職場の同僚、学校の後輩、趣味で知り合った友人知人――
あいつのオタ全開ぶりだと、彼女や女友達って方向はリアリティがないか、と思いつつ眺めていた瑠佳が、不意に拍手を叩いて言う。
「マイナスがダメなら、プラスがいいんじゃない?」
「おー、6を引っくり返すと9になる、ってやつだなー」
「そのバッファロー理論どこに繋がんだよ」
「ワケわかんない理論はどうでもよくて、相手にとって損じゃない内容を持ち出して、そこから話を進めればいいんだって。借りてたお金を返したいとか、小学校の同窓会の招待状を送りたいとか」
同窓会がどうこうで個人情報を聞き出す手口は、あまりに横行しすぎて真っ先にハネられる警戒対象になったが、この時代ならまだまだ有効だ。
「ナイスアイデアだ、サメ子。ペテン師の才能あるぞ」
「あっても嬉しくないやつ! もっと他の方向で褒めてよ」
「白衣のペテン師の才能あるぞ」
「患者に生命の危機が訪れる!」
「どうでもいいけど、ペテンって何語なんだろーなー」
「その前フリから、本当にどうでもいい話するの!?」
奥戸の混ぜっ返しで迷走が悪化しそうなので、強引に話を進める。
「ペテンは確か中国由来だな。それはさて措き、同窓会の招待状で行こう」
「んじゃー、オレが電話かけるかー?」
「オクでもいいけど、幹事を名乗る女から連絡くる方がそれっぽいだろ。てことで、頼むわサメ子。学校名なんかは出さなくても、たぶんイケる。
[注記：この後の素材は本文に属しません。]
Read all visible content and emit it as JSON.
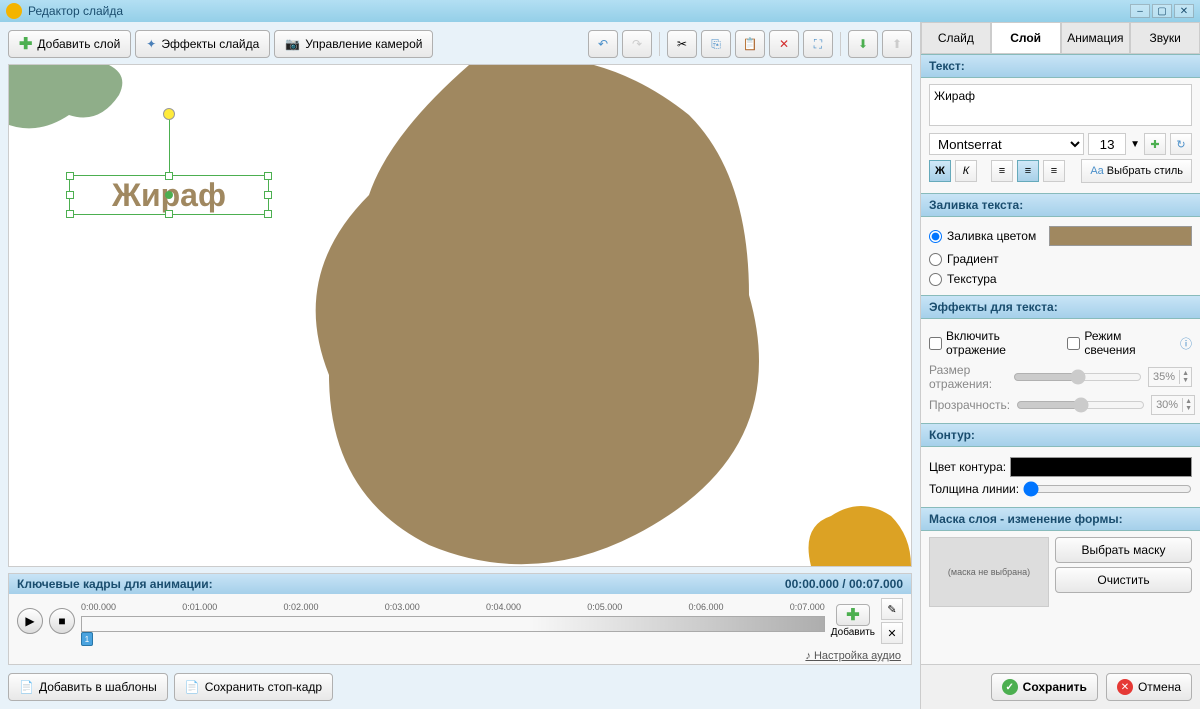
{
  "window": {
    "title": "Редактор слайда"
  },
  "toolbar": {
    "add_layer": "Добавить слой",
    "slide_effects": "Эффекты слайда",
    "camera_control": "Управление камерой"
  },
  "canvas": {
    "text_value": "Жираф"
  },
  "keyframes": {
    "title": "Ключевые кадры для анимации:",
    "time_current": "00:00.000",
    "time_total": "00:07.000",
    "ticks": [
      "0:00.000",
      "0:01.000",
      "0:02.000",
      "0:03.000",
      "0:04.000",
      "0:05.000",
      "0:06.000",
      "0:07.000"
    ],
    "marker_label": "1",
    "add_label": "Добавить",
    "audio_link": "Настройка аудио"
  },
  "bottom": {
    "add_templates": "Добавить в шаблоны",
    "save_frame": "Сохранить стоп-кадр"
  },
  "tabs": {
    "slide": "Слайд",
    "layer": "Слой",
    "animation": "Анимация",
    "sounds": "Звуки"
  },
  "panel": {
    "text_header": "Текст:",
    "text_value": "Жираф",
    "font_name": "Montserrat",
    "font_size": "13",
    "style_button": "Выбрать стиль",
    "fill_header": "Заливка текста:",
    "fill_options": {
      "color": "Заливка цветом",
      "gradient": "Градиент",
      "texture": "Текстура"
    },
    "fill_color": "#a08860",
    "effects_header": "Эффекты для текста:",
    "reflection_enable": "Включить отражение",
    "glow_mode": "Режим свечения",
    "reflection_size_label": "Размер отражения:",
    "reflection_size": "35%",
    "transparency_label": "Прозрачность:",
    "transparency": "30%",
    "contour_header": "Контур:",
    "contour_color_label": "Цвет контура:",
    "contour_color": "#000000",
    "line_width_label": "Толщина линии:",
    "mask_header": "Маска слоя - изменение формы:",
    "mask_placeholder": "(маска не выбрана)",
    "mask_select": "Выбрать маску",
    "mask_clear": "Очистить"
  },
  "footer": {
    "save": "Сохранить",
    "cancel": "Отмена"
  }
}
まずは葛飾の方から試そう」
「はいはーい」
「おい、電話番号は?」
公衆電話の置いてある、図書館の入口へと歩き出していた瑠佳は、足を停めてこめかみをトントンと指で叩く。
「すげーなー、暗記してんのかー」
「ちゃんとメモってあるから」
「今のジェスチャー何だったんだよ」
一人で行かせるのが急に不安になってきたので、俺も一緒についていく。
結局、葛飾の『飴降周蔵』宅が毅の実家で、スムーズに住所と電話番号を入手。
綾子の件でも痛感したが、この時代のセキュリティ意識はガバガバすぎる。
色々と思うところはあるが、とにかく明日に備えての下拵えは完了だ。
二人と別れた俺は、今日の予定で最後に残っていたものを消化すべく、自宅とは逆方向を目指した。
「上の下か中の上ってとこだな……何で不良の真似事してんだか」
それなりに裕福そうな水津の家の前で、溜息交じりに呟く。
ただ、イザという時に「失うもの」が多すぎる奴は、総じてハートが脆い。
だから、手下連中もコレを見て自分らの状況に気付いてくれるといいんだが。
そんな祈りを込めつつ、ボスである大輔が新しい扉を抉じ開けられているビデオと、その後ろ盾の雪枩力生が破滅寸前だとザックリ説明したメモ、そして便所バトルで没収した身分証明書のセットを郵便受けに落とした。